Blair has made strong statements of this kind before. In his landmark speech to the Labour party conference in the wake of 9/11, Blair said that “The state of Africa is a scar on the conscience of the world. But we could heal it”. Liberal commentator Polly Toynbee was in raptures: “like the Winds of Change speech that told Britain empire was over, this will stand as a moment British politics became vigorously, unashamedly, social democratic. The day it became missionary and almost Swedish in pursuit of universal justice”.
Turning to the prospect of Blair’s divine interventions being frustrated by the shortcomings of others, Toynbee mused that “It will take time to see whether the old sell-arms-to-anyone French have been similarly moved and changed”. In the event, disappointment came rather closer to home. Barely three months had passed before the New Labour government decided to grant British Aerospace an export licence to provide Tanzania with a $40m military air traffic control system.
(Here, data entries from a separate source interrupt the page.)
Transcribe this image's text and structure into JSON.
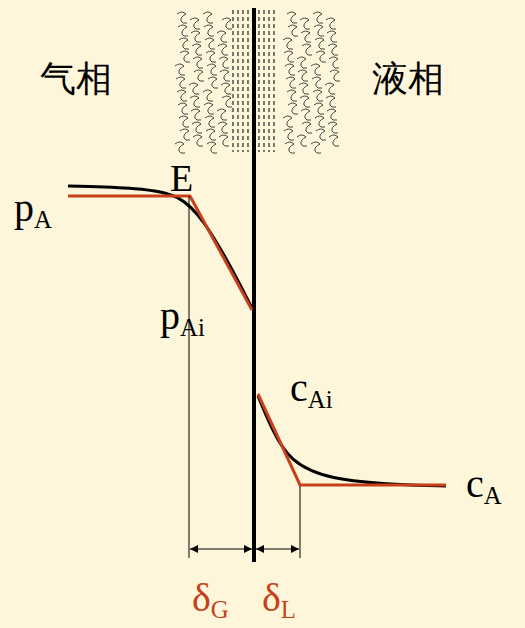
{
  "diagram": {
    "labels": [
      "气相",
      "液相",
      "E",
      "pA",
      "pAi",
      "cAi",
      "cA",
      "δG",
      "δL"
    ]
  }
}
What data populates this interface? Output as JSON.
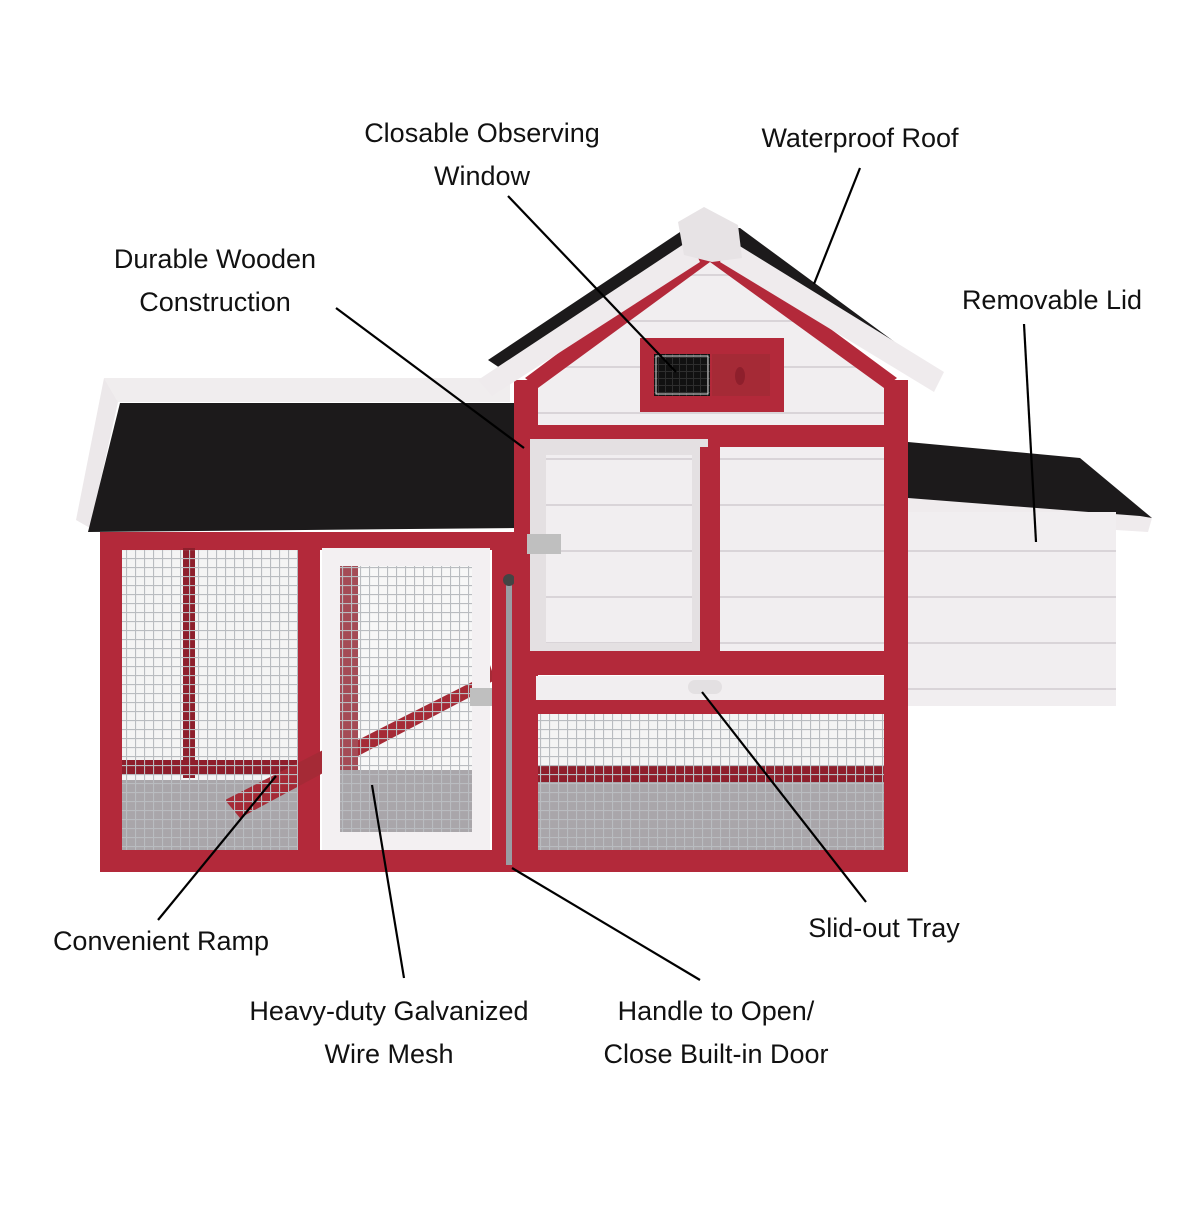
{
  "diagram": {
    "subject": "Wooden chicken coop with run",
    "colors": {
      "background": "#ffffff",
      "frame_red": "#b3293a",
      "frame_red_dark": "#8e1f2c",
      "panel_white": "#f1eef0",
      "panel_shadow": "#d9d4d8",
      "roof_black": "#1c1a1b",
      "mesh": "#b9bcc0",
      "floor_gray": "#a9a6aa",
      "leader_line": "#000000"
    },
    "callouts": [
      {
        "id": "window",
        "lines": [
          "Closable Observing",
          "Window"
        ]
      },
      {
        "id": "roof",
        "lines": [
          "Waterproof Roof"
        ]
      },
      {
        "id": "wood",
        "lines": [
          "Durable Wooden",
          "Construction"
        ]
      },
      {
        "id": "lid",
        "lines": [
          "Removable Lid"
        ]
      },
      {
        "id": "ramp",
        "lines": [
          "Convenient Ramp"
        ]
      },
      {
        "id": "tray",
        "lines": [
          "Slid-out Tray"
        ]
      },
      {
        "id": "mesh",
        "lines": [
          "Heavy-duty Galvanized",
          "Wire Mesh"
        ]
      },
      {
        "id": "handle",
        "lines": [
          "Handle to Open/",
          "Close Built-in Door"
        ]
      }
    ]
  }
}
Aid agencies were stunned. Kevin Watkins, Oxfam’s senior policy adviser, said the deal “exposes the huge gulf between prime ministerial rhetoric and foreign policy realities. The immediate losers will be ordinary Tanzanians. One in three Tanzanian children is malnourished; every day about 500 die. The problem is that public spending on health is $2 per person. For Tanzania, the cost of the system, which the International Civil Aviation Authority says is massively over-priced and inadequate, is about equivalent to one third of the national health budget”. Nevertheless, Blair gave his personal backing to the sale.
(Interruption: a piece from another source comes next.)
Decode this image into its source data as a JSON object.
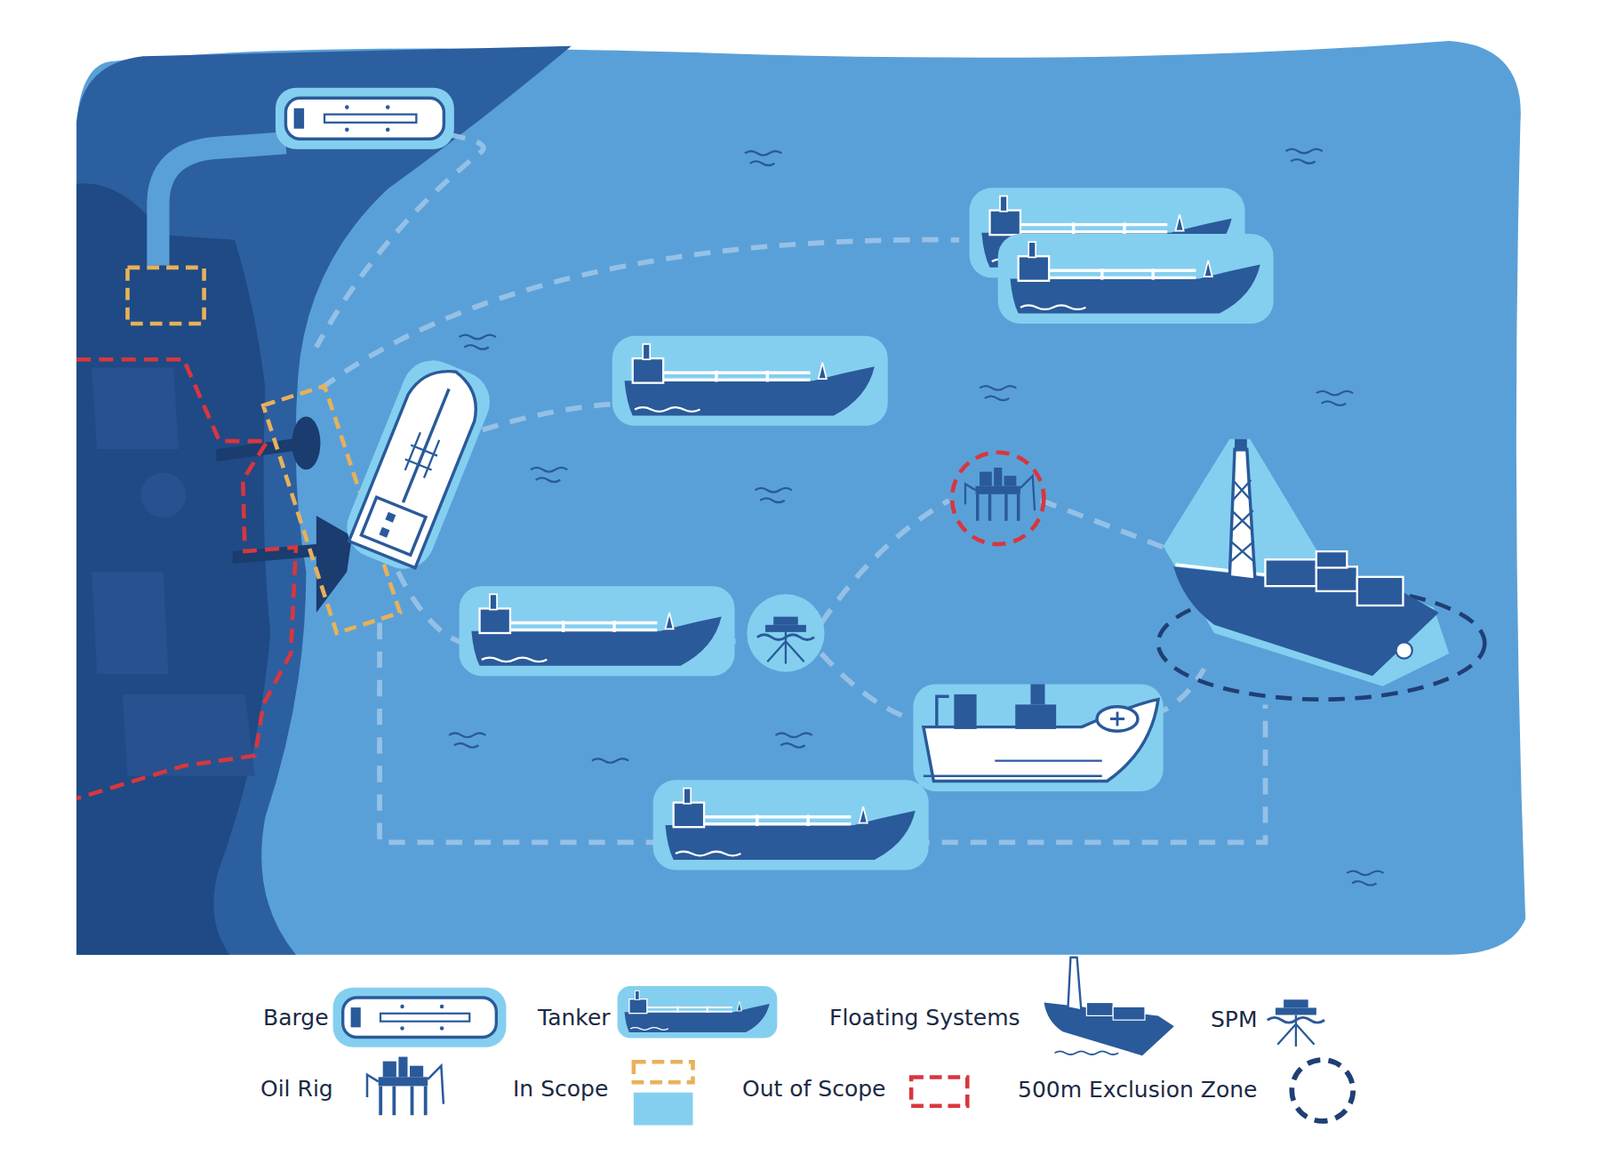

For Mark Curtis, Director of the World Development Movement and former Head of Policy at Christian Aid, the gulf between rhetoric and reality is apparent across the spectrum of UK policy toward the third world. The media lavish praise on New Labour for increases in aid and debt relief, but fail to mention “the awkward fact that poor countries only get such increases when they agree to pursue economic policies "advised" by the World Bank and International Monetary Fund. This invariably involves privatising companies and opening up their economies further to trade "liberalisation". The effect has regularly been to increase poverty and inequality, and to make the world safer for corporations. While Blair claims to be listening to Africa, his government has for the last decade been opposing at the World Trade Organisation African proposals to pursue alternative trade policies. Stopping selling arms to Africa might also just help the continent, but this - naturally - is completely off the radar screen”. British policy is led, not by a mission to heal the wounds of world poverty, but to serve British economic interests abroad.
Cynicism should not be allowed to preclude even the smallest openings for political change on global poverty. The subject is far too serious for that. Voters and campaigners should therefore be mindful of such cynicism on the part of politicians, as manifested in the “huge gulf between prime ministerial rhetoric and foreign policy realities” described above by Oxfam’s senior policy adviser. Blair’s infamous 2001 speech also marked “a new beginning” – the beginning of a US/UK military crusade that would test his supporters’ loyalty to the limit. Now in 2005 he must appeal to his core constituency once again if he is to be elected to a third prime ministerial term. But if “the new beginning” he proclaims for the world’s poor is to be realised then we must look to ourselves, and not New Labour, to deliver it.